4.1 Spring 2022

April 22, Birthdays

For the months of the year lesson, I have a particular set up. After our usual warmup, the kids watch a catchy video and sing along. Then, we write each month one by one. I on the board and the students in their notebooks.

I ask students who has a birthday in each month and then write their names in Korean. They get a huge kick out of it, and get more excited as class goes on. Some classes try to prank me and the student in question by shouting out wrong spelling. Other students get louder and louder if I can’t understand them through their masks and the general chaos.

In one class, we had gotten to July and I called on a boy in the front with his hand raised.
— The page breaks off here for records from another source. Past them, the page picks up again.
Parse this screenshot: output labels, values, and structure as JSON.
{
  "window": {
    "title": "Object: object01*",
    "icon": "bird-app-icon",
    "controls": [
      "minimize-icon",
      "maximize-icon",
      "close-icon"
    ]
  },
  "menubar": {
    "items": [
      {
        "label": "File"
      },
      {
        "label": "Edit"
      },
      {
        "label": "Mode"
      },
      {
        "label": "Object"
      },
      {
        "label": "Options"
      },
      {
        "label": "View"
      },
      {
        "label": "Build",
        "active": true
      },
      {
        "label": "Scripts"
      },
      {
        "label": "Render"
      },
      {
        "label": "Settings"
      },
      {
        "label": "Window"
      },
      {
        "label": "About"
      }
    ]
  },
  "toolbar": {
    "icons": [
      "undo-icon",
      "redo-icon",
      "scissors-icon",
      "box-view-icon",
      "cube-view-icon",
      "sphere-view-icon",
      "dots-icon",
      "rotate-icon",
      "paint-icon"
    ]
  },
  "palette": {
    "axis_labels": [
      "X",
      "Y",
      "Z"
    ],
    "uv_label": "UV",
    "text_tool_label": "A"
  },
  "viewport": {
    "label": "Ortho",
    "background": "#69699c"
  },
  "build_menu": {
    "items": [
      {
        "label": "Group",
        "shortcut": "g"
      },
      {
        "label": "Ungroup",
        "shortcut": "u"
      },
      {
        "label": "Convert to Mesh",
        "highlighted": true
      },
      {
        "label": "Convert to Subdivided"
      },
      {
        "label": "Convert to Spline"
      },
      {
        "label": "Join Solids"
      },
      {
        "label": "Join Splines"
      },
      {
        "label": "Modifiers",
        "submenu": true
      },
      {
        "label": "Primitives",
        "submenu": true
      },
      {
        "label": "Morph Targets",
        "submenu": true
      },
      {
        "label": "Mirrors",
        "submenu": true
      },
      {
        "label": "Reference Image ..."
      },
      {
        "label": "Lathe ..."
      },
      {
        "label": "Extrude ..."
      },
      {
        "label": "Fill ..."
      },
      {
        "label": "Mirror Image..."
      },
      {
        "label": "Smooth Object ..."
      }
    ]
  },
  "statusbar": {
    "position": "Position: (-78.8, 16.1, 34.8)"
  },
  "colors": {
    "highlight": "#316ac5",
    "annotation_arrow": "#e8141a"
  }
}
혀… I started to write while the decibel levels increased to concerning levels. The boy in question started to shout individual alphabet letters (ㅎ! ㅛ!) as though I was a simpleton and I felt my neck go hot with embarrassment.

I stopped everyone.

“Listen,” I told him in Korean. “It’s really difficult to hear when everyone has a mask. And you know I’m not a native speaker. It would be great if you could bear with me,” I added, in only a mildly threatening way. Appropriately chastised, he slumped in his seat and I moved on to the next July birthday student.

After all the July birthdays had volunteered their names, I came back to him.

“효서” He said clearly and calmly.

I wrote his name on the board and the class cheered extra loud.